Why I Wrote A Listening Materia Medica — And What It Really Is
- PAMELA DEWILDE
- 3 days ago
- 2 min read
People sometimes ask me: "What kind of herbal book is this?"
The honest answer is: it is probably not the kind of herbal book most people expect.
I wrote A Listening Materia Medica because I noticed something.
Many people are overwhelmed. Not only by symptoms — but by information. Protocols. Opinions. Pressure to get it right.
The world often teaches us to approach healing by doing more, fixing faster, trying harder, or overriding what the body may already be trying to communicate.
My experience with plants felt different.
Slower. Quieter. More relational.
Over time, I began to notice that medicinal plants were not simply "doing something" to me. They were companions in helping the body soften, regulate, recognize, and remember.
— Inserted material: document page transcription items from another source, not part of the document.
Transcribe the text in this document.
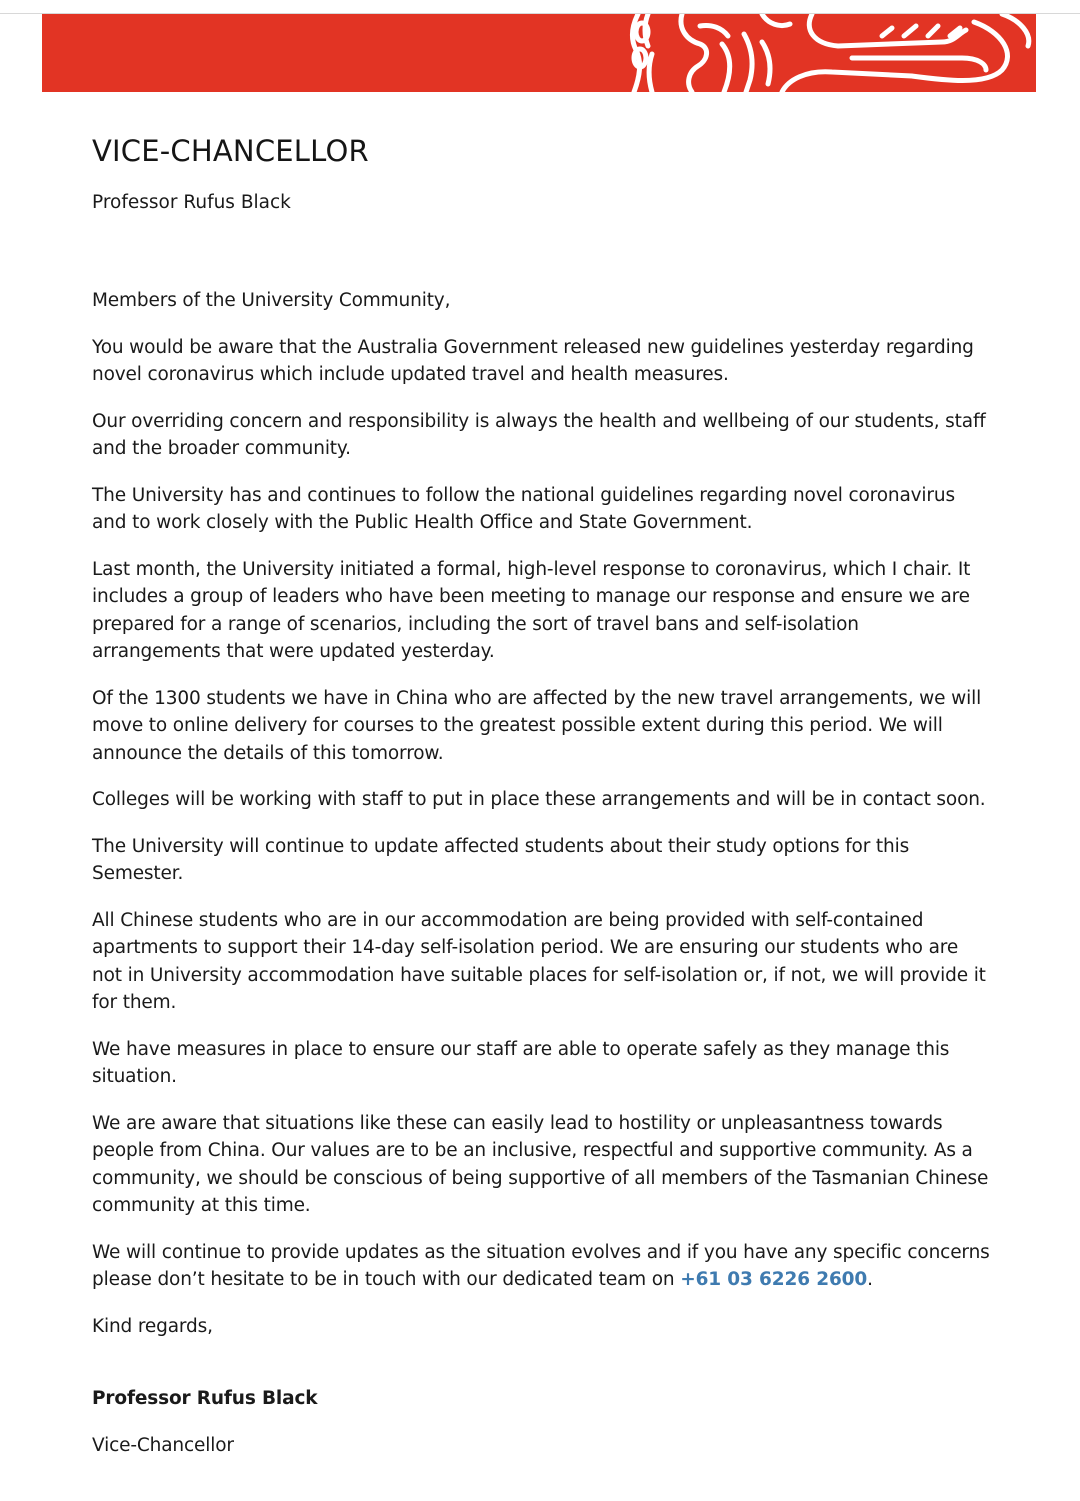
VICE-CHANCELLOR

Professor Rufus Black

Members of the University Community,

You would be aware that the Australia Government released new guidelines yesterday regarding novel coronavirus which include updated travel and health measures.

Our overriding concern and responsibility is always the health and wellbeing of our students, staff and the broader community.

The University has and continues to follow the national guidelines regarding novel coronavirus and to work closely with the Public Health Office and State Government.

Last month, the University initiated a formal, high-level response to coronavirus, which I chair. It includes a group of leaders who have been meeting to manage our response and ensure we are prepared for a range of scenarios, including the sort of travel bans and self-isolation arrangements that were updated yesterday.

Of the 1300 students we have in China who are affected by the new travel arrangements, we will move to online delivery for courses to the greatest possible extent during this period. We will announce the details of this tomorrow.

Colleges will be working with staff to put in place these arrangements and will be in contact soon.

The University will continue to update affected students about their study options for this Semester.

All Chinese students who are in our accommodation are being provided with self-contained apartments to support their 14-day self-isolation period. We are ensuring our students who are not in University accommodation have suitable places for self-isolation or, if not, we will provide it for them.

We have measures in place to ensure our staff are able to operate safely as they manage this situation.

We are aware that situations like these can easily lead to hostility or unpleasantness towards people from China. Our values are to be an inclusive, respectful and supportive community. As a community, we should be conscious of being supportive of all members of the Tasmanian Chinese community at this time.

We will continue to provide updates as the situation evolves and if you have any specific concerns please don’t hesitate to be in touch with our dedicated team on +61 03 6226 2600.

Kind regards,

Professor Rufus Black

Vice-Chancellor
A Listening Materia Medica grew from lived experience with plants, nervous system awareness, grief, restoration, and deep listening.
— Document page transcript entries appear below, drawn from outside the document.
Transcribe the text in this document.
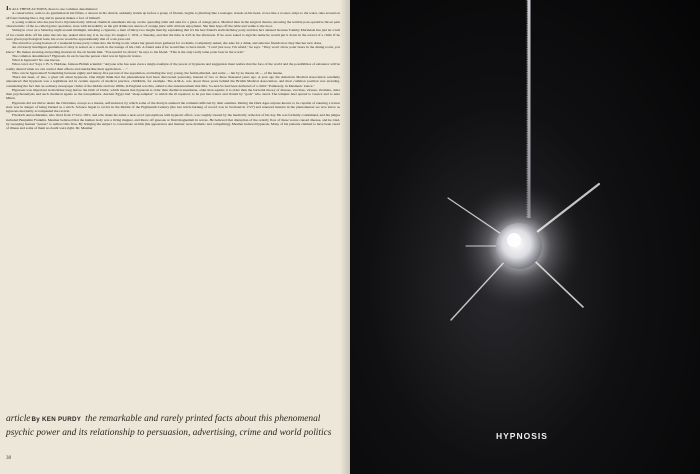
IN ALL THESE ACTIONS, there is one common denominator:

A conservative, well-to-do gentleman in his fifties, a deacon in his church, suddenly stands up before a group of friends, begins to jitterbug like a teenager, stands on his head, crows like a rooster, strips to the waist, runs around on all fours barking like a dog and in general makes a fool of himself.

A young woman who has just had a thyroidectomy without chemical anesthesia sits up on the operating table and asks for a glass of orange juice. Medical men in the surgical theatre, knowing the terrible post-operative throat pain characteristic of the so-called goiter operation, stare with incredulity as the girl drinks ten ounces of orange juice with obvious enjoyment. She then hops off the table and walks to the door.

Sitting in a bar on a Saturday night around midnight, smoking a cigarette, a man of thirty-two laughs merrily, explaining that it's his best friend's sixth birthday party and that he's amazed because Tommy Marindale has just let a ball of ice-cream slide off his plate into his lap. Asked what day it is, he says it's August 7, 1931, a Tuesday, and that the time is 4:25 in the afternoon. If he were asked to sign his name he would put it down in the scrawl of a child. If he were given psychological tests, his score would be approximately that of a six-year-old.

The attractive young hostess of a weekend house party comes into the living room, where her guests have gathered for cocktails. Completely naked, she asks for a drink, and asks her friends how they like her new dress.

An obviously intelligent gentleman of sixty is seated on a couch in the lounge of his club. A friend asks if he would like to have lunch. "I can't just now, I'm afraid," he says. "They won't allow polar bears in the dining room, you know." He makes stroking and petting motions in the air beside him. "You needn't be afraid," he says to his friend. "This is the only really tame polar bear in the world."

The common denominator? Hypnosis. In each case the person cited was in hypnotic trance.

What is hypnosis? No one knows.

What can it do? Says J. B. S. Haldane, famous British scientist: "Anyone who has seen even a single example of the power of hypnosis and suggestion must realize that the face of the world and the possibilities of existence will be totally altered when we can control their effects and standardize their application . . ."

Who can be hypnotized? Something between eighty and ninety-five percent of the population, excluding the very young, the feeble-minded, and some — but by no means all — of the insane.

There has been, of late, a great stir about hypnosis. One might think that the phenomenon had been discovered yesterday, instead of two or three thousand years ago. A year ago the American Medical Association solemnly announced that hypnosis was a legitimate aid in certain aspects of medical practice, childbirth, for example. The A.M.A. was about three years behind the British Medical Association, and their common position was arresting, considering the fact that an ordinary newspaper clichè of the middle and late 1800s, in England was this, added to the announcement that Mrs. So-and-So had been delivered of a child: "Painlessly, in Mesmeric trance."

Hypnosis was important in medicine long before the birth of Christ, which means that hypnosis is older than chemical anesthesia, older than aspirin; it is older than the bacterial theory of disease, vaccines, viruses, vitamins, older than psychoanalysis and such chemical agents as the tranquilizers. Ancient Egypt had "sleep-temples" to which the ill repaired, to be put into trance and visited by "gods" who cured. The temples later spread to Greece and to Asia Minor.

Hypnosis did not thrive under the Christians, except as a means, self-induced, by which some of the martyrs endured the torments inflicted by their enemies. During the Dark Ages anyone known to be capable of entering a trance state was in danger of being burned as a witch. Science began to revive in the middle of the Eighteenth Century (the last witch-burning of record was in Scotland in 1727) and renewed interest in the phenomenon we now know as hypnosis inevitably accompanied the revival.

Friedrich Anton Mesmer, who lived from 1734 to 1815, and who made his name a near-word synonymous with hypnotic effect, was roughly treated by the medically orthodox of his day. He was formally condemned, and his judges included Benjamin Franklin. Mesmer believed that the human body was a living magnet, and threw off gaseous or fluid magnetism in waves. He believed that disruption of the orderly flow of these waves caused disease, and he tried, by sweeping manual "passes" to redirect this flow. By bringing the subject to concentrate on him (his appearance and manner were dramatic and compelling), Mesmer induced hypnosis. Many of his patients claimed to have been cured of illness and some of them no doubt were right. Dr. Mesmer

articleBy KEN PURDY the remarkable and rarely printed facts about this phenomenal psychic power and its relationship to persuasion, advertising, crime and world politics
38
HYPNOSIS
This book is not a field guide for fixing yourself. It is not a protocol book. It is not about mastering herbs. And it is not written only for herbalists.
It is written for regular people — especially those moving through overwhelm, transition, grief, uncertainty, or moments when something simply feels "off."
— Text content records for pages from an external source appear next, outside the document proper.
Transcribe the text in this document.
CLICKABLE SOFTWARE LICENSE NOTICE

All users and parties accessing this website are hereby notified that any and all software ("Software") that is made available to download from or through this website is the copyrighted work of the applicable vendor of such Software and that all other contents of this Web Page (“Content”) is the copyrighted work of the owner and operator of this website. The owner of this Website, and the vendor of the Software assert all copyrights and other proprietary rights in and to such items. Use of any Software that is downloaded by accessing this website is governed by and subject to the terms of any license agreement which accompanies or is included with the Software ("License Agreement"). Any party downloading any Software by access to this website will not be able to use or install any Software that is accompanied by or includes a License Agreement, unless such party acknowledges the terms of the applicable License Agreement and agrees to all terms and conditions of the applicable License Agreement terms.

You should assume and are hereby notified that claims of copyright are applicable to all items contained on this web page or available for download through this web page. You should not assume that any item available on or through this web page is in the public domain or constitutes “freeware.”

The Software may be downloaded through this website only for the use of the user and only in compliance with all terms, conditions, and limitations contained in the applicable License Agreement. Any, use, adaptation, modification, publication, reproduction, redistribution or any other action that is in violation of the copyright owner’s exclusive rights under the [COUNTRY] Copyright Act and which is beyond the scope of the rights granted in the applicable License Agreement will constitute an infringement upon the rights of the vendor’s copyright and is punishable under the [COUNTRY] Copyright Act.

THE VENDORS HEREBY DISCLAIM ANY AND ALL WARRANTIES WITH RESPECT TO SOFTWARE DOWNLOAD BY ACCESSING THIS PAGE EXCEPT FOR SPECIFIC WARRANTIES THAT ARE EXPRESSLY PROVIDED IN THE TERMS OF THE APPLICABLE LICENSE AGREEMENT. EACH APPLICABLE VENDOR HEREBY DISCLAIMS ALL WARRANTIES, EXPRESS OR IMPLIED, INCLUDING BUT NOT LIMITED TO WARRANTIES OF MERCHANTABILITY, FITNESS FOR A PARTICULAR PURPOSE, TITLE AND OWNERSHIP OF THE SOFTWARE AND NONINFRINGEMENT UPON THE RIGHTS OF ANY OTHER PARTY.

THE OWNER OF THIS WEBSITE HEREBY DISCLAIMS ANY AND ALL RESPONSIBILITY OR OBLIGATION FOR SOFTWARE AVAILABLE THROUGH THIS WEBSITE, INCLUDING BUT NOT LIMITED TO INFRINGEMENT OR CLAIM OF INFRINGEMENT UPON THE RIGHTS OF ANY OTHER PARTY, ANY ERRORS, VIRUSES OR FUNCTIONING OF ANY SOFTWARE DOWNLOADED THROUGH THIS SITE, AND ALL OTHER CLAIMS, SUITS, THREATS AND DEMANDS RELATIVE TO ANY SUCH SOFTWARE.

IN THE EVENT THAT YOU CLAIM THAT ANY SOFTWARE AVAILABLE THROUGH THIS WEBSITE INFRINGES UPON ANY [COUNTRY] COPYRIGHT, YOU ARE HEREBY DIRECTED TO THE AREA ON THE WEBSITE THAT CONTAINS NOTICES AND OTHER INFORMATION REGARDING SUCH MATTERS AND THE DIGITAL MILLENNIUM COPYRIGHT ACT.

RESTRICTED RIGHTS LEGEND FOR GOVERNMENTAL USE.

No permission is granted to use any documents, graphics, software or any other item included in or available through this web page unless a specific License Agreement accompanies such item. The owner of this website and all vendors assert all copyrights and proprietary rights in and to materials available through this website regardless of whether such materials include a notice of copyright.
Inside the book, I introduce thirty plant allies through relationship rather than rigid formulas. Each entry includes botanical information, common uses, forms of preparation, safety considerations, and lived reflections about how plants may support steadiness, restoration, and greater connection with the body.
At its heart, this book asks a quieter question:
What changes when we stop forcing and begin listening?
I'm Pamela DeWilde, herbalist, founder of Spirit Botanicals, and author of A Listening Materia Medica.
This book was written as a companion. Not to replace your knowing — but to help you hear it more clearly.